Seperti yang pernah saya ulas dalam tulisan sebelumnya, kehidupan sebagai
seorang kandidat Ph.D. di negeri orang selalu penuh dengan lika-liku, mulai
dari perjuangan akademik, perjuangan dalam kehidupan personal, hingga hal-hal
unik yang –mungkin- hanya bisa ditemui oleh sang pelaku atau mahasiswa doktoral
itu sendiri dan keluarganya
Ulasan saya kali ini berkaitan dengan tahun kedua seorang promovendus, kandidat Ph.D., di Belanda.
Saya beranikan diri menulis dan membagi cerita ini setelah saya ‘berhasil’ melalui
tahun kedua ini dengan segudang pengalaman yang bisa saya raup darinya.
Tahun kedua seorang promovendus saya sebut sebagai masa coba-coba. Mengapa? Jika
melihat runutan cara bekerja seorang kandidat Ph.D. di Belanda di tulisan saya
sebelumnya, tahun kedua ini adalah masa dimana ia, mau tidak mau, harus serius
memulai eksekusi program-program atau agenda penelitian yang disusun dalam
proposal penelitiannya kepada pembimbing di tahun pertama. Di tahun kedua
inilah, ia harus turun tangan, melumuri jari-jemari dan muka dengan keringat
untuk mulai mencoba bereksperimen di laboratorium maupun di lapangan. Tentu,
tidak semua eksperimen akan berhasil. Bahkan, tidak jarang gagal total, hingga
proposal pun harus dirombak habis-habisan, untuk mengganti atau mengubah metode
yang harus ditempuh untuk mendapatkan data-data yang diperlukan.
Sepanjang tahun kedua, saya pun menjalani masa
ini penuh dengan coba-coba, bahkan tak jarang seolah membuang banyak waktu dan
bahan-bahan penelitian yang disediakan. Tak terhitung berapa botol serbuk logam
sampel yang telah saya buang karena metode yang saya tempuh tidak menghasilkan
apa yang saya harapkan.
Rentang waktu Agustus hingga Oktober 2013 lalu,
saya menghabiskan waktu berada di laboratorium hanya untuk mengamati
kemungkinan metode observasi dengan mikroskop optik bisa saya gunakan untuk
menganalisis campuran antara dua jenis serbuk yang berbeda sifatnya.
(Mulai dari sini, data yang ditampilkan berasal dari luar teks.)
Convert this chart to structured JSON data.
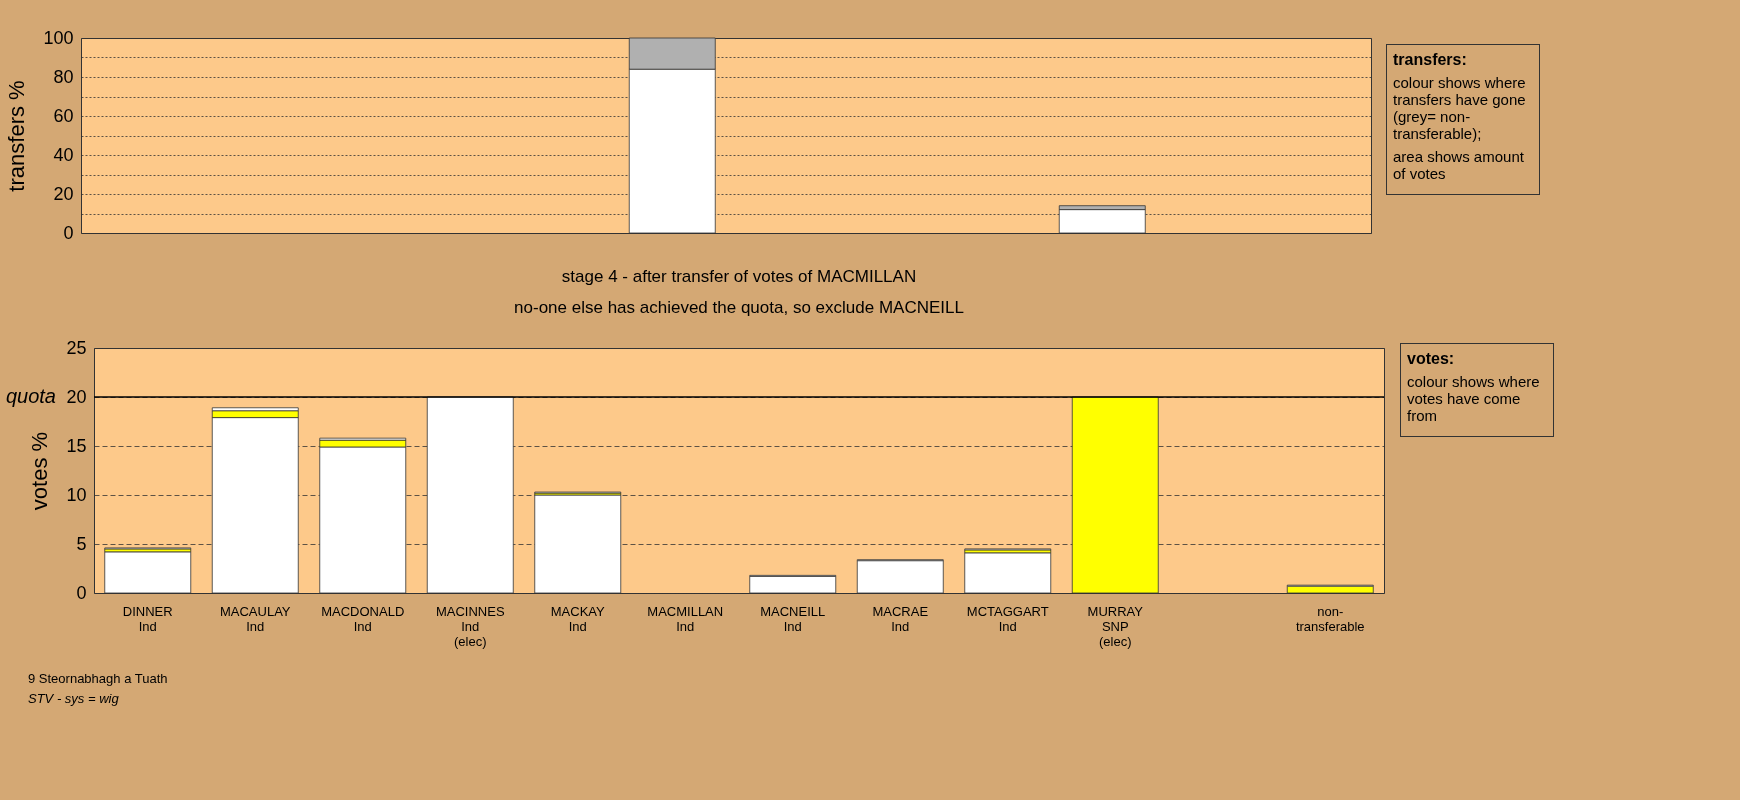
{
  "chart_data": [
    {
      "type": "bar",
      "stacked": true,
      "ylabel": "transfers %",
      "categories": [
        null,
        null,
        null,
        null,
        null,
        null,
        null,
        null,
        null,
        null,
        null,
        null
      ],
      "series": [
        {
          "color": "#ffffff",
          "values": [
            0,
            0,
            0,
            0,
            0,
            84,
            0,
            0,
            0,
            12,
            null,
            0
          ]
        },
        {
          "color": "#b0b0b0",
          "values": [
            0,
            0,
            0,
            0,
            0,
            16,
            0,
            0,
            0,
            2,
            null,
            0
          ]
        }
      ],
      "ylim": [
        0,
        100
      ],
      "yticks": [
        0,
        {
          "value": 10,
          "label": null
        },
        20,
        {
          "value": 30,
          "label": null
        },
        40,
        {
          "value": 50,
          "label": null
        },
        60,
        {
          "value": 70,
          "label": null
        },
        80,
        {
          "value": 90,
          "label": null
        },
        100
      ],
      "grid": "y",
      "line_style": "dotted",
      "tick_labels": "y",
      "annotations": [
        "transfers:\ncolour shows where transfers have gone (grey= non-transferable);\narea shows amount of votes"
      ]
    },
    {
      "type": "bar",
      "stacked": true,
      "title": "stage 4 - after transfer of votes of MACMILLAN",
      "subtitle": "no-one else has achieved the quota, so exclude MACNEILL",
      "ylabel": "votes %",
      "categories": [
        "DINNER\nInd",
        "MACAULAY\nInd",
        "MACDONALD\nInd",
        "MACINNES\nInd\n(elec)",
        "MACKAY\nInd",
        "MACMILLAN\nInd",
        "MACNEILL\nInd",
        "MACRAE\nInd",
        "MCTAGGART\nInd",
        "MURRAY\nSNP\n(elec)",
        null,
        "non-\ntransferable"
      ],
      "series": [
        {
          "color": "#ffffff",
          "values": [
            4.2,
            17.9,
            14.9,
            20,
            10,
            0,
            1.7,
            3.3,
            4.1,
            0,
            null,
            0
          ]
        },
        {
          "color": "#ffff00",
          "values": [
            0.3,
            0.7,
            0.7,
            0,
            0.2,
            0,
            0,
            0,
            0.3,
            20,
            null,
            0.7
          ]
        },
        {
          "color": "#ffffff",
          "values": [
            0.1,
            0.3,
            0.2,
            0,
            0.1,
            0,
            0.1,
            0.1,
            0.1,
            0,
            null,
            0.1
          ]
        }
      ],
      "ylim": [
        0,
        25
      ],
      "yticks": [
        0,
        5,
        10,
        15,
        20,
        25
      ],
      "grid": "y",
      "line_style": "dashed",
      "ref_lines": [
        {
          "axis": "y",
          "value": 20,
          "label": "quota"
        }
      ],
      "annotations": [
        "votes:\ncolour shows where votes have come from",
        "9 Steornabhagh a Tuath",
        "STV - sys = wig"
      ]
    }
  ]
}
Sayangnya,
tidak ada hasil yang memuaskan saya dari serangkaian coba-coba yang dilakukan
tadi. Saya pun luruh, beralih ke agenda penelitian lain yang ternyata lebih
menarik perhatian. Penelitian di ruang mikroskop tadi saya hentikan sementara
waktu, sambil melempar rasa jenuh yang memang sudah bercokol di kepala. Senangnya,
‘perselingkuhan’ ini ternyata membuahkan hasil, berupa sebuah manuskrip untuk
publikasi. Pikiran yang sudah adem dan rasa gembira karena tambahan publikasi
yang ditelurkan, membuat saya bergidik kembali membuka catatan dan memulai
penelitian yang saya hentikan tadi.
Penelitian yang sempat terbengkalai beberapa
bulan itu saya lanjutkan kembali dengan pendekatan baru yang diperoleh dari ide-ide
yang bertebaran selama beberapa minggu terakhir. Walaupun membuahkan data-data
yang menarik, namun saya masih tetap belum yakin atas kehandalan hasil
eksperimen tersebut. Sekali lagi, ada agenda penelitian lain yang menarik
perhatian saya. Singkat cerita, saya masih tetap gembira karena ‘selingkuhan’
ini ternyata juga membuahkan hasil, yakni sebuah manuskrip untuk publikasi
hasil penelitian, yang hingga detik ini masih berada di tangan pembimbing saya
untuk dikoreksi.
Hari ini, dua tahun dua bulan sudah saya
menjalani kehidupan sebagai promovendus. Tahun kedua sudah saya lalui. Dua kali
pula saya campakkan sebuah topik penelitian saya seperti di cerita di atas.
Namun, saya berharap saat inilah yang tepat untuk serius menggarapnya lagi.
Berharap pula, semoga penelitian ini berakhir baik, hingga dapat membuahkan
hasil yang cukup untuk sebuah publikasi sebagai syarat kelulusan saya nantinya.
Inilah kehidupan di tahun kedua, masa coba-coba!